I expect the government to tell us what sort of strategies it will implement to aid us in the economic recovery. We are in a very difficult situation because economic activities have been slow and we need government to introduce some programmes to prop up the economy. On the other hand, we also know that government doesn’t really have much money because of our low revenue situation,” he said.

On the issue of debt, both economists say the budget should outline medium to long term strategies that will show how the country plans to reduce its mounting public debt which, according to the Bank of Ghana, is now more than 74 percent of GDP as of November 2020.

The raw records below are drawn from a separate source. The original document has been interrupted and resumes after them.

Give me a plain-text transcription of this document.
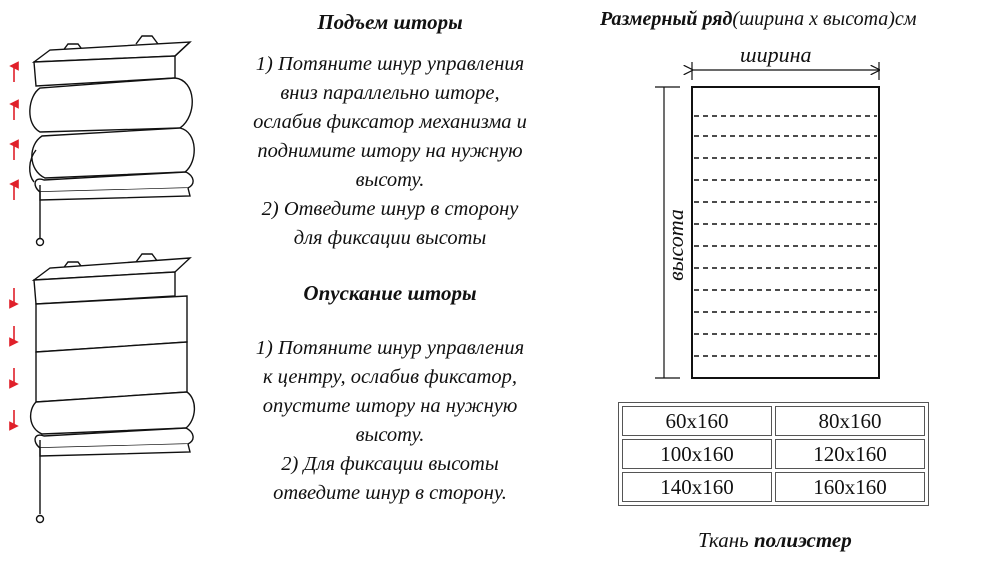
Подъем шторы
1) Потяните шнур управления
вниз параллельно шторе,
ослабив фиксатор механизма и
поднимите штору на нужную
высоту.
2) Отведите шнур в сторону
для фиксации высоты
Опускание шторы
1) Потяните шнур управления
к центру, ослабив фиксатор,
опустите штору на нужную
высоту.
2) Для фиксации высоты
отведите шнур в сторону.
Размерный ряд(ширина х высота)см
ширина
высота
60x160	80x160
100x160	120x160
140x160	160x160
Ткань полиэстер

“COVID-19 has pushed our debts beyond our limit. But then I would like to see medium term strategies to reduce the debt. So government should tell us what strategy it has put in place to ensure that in the coming years we get out of this high debt situation,” prof. Quartey said.

“I also expect that there is some long-term plan on how we are going to put government finances back into proper place when the economy starts recovering. COVID-19 has worsened our debt situation and so I want to see we are thinking long-term on how to bring it on the right path,” Dr. Assuming stated.